Jun 06, 2016 12:00 AM

Nine countries that border the North Sea agreed Monday to build strong connections in order to facilitate offshore wind development, leaders said.

"Close regional cooperation and pooling together of energy sources will be essential to unlock the full potential of the North Sea resources at the lowest cost," Maros Sefcovic, a European commissioner in charge of energy issues, said Monday from Luxembourg

Eurostat, the European statistics office, said data from 2014, the last full year for which it published information, show the share of energy from renewable resources was 16 percent, about 89 percent above 2004 levels, the first year it started keeping records on renewables.
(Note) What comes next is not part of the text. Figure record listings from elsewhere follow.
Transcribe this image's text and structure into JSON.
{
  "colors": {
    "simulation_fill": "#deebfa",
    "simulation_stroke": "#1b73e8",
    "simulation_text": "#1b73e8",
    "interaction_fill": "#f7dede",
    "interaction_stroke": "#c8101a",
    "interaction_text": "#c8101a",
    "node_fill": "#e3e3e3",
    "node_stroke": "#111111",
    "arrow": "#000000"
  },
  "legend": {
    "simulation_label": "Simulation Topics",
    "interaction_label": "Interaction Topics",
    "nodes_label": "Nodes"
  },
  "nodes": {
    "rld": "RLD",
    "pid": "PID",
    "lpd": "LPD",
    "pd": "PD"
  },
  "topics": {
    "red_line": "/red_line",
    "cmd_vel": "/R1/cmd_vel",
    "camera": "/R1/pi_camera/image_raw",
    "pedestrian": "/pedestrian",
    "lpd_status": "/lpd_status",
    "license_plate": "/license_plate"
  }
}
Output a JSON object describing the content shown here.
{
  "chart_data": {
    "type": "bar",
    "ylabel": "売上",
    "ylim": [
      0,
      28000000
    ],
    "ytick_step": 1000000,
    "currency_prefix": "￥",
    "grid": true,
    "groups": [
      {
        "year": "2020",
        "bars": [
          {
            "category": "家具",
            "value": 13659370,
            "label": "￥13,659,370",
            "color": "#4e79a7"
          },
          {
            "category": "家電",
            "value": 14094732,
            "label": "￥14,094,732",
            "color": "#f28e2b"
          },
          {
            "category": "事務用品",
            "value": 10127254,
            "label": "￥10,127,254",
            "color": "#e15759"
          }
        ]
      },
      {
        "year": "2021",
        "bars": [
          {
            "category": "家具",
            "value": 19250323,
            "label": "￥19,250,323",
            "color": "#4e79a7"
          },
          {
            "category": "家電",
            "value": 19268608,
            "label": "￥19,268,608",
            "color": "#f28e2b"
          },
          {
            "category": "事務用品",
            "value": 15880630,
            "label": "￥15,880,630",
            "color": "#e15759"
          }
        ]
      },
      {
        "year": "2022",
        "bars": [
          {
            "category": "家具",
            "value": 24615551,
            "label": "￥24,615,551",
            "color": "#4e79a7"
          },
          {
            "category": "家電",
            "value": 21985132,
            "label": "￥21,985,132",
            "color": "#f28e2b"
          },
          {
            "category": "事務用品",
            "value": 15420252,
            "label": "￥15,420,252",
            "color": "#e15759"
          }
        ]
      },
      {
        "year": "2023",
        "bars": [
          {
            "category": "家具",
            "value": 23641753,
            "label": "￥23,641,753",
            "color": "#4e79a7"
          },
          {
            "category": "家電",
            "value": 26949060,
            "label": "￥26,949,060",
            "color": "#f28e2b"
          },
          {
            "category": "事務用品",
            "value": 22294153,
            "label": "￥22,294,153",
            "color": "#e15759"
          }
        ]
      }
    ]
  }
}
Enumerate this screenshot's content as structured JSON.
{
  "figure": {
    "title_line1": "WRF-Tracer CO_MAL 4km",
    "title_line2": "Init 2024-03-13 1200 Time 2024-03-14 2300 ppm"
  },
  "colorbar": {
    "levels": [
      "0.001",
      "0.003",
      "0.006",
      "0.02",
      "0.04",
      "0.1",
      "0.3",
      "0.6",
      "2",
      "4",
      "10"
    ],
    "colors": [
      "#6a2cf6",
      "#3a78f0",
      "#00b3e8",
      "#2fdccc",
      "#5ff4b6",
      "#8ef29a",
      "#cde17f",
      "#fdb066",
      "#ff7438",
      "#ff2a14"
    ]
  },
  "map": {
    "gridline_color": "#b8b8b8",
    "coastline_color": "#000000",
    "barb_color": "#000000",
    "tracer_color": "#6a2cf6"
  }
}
European member states are obligated to use renewable energy to meet 20 percent of their energy needs by the end of the decade. The IEA said the majority of the new wind-generated electricity occurred in European members of the Organization of Economic Cooperation and Development

Nine countries that share a border with the North Sea -- Belgium, Denmark, France, Germany, Ireland, Luxembourg, the Netherlands, Norway and Sweden – agreed Monday to improve infrastructure to support offshore wind.

In a recent report, the European Commission found better connectivity and coordination in the regional offshore wind market could lead to up to $5.8 billion in savings. Beyond a few percentage points worth of total electricity, the IEA said last week integrating more wind into the grid creates market complexities for power systems, which may hinge in part on the flexibility to adapt to wide swings in the balance between supply and demand.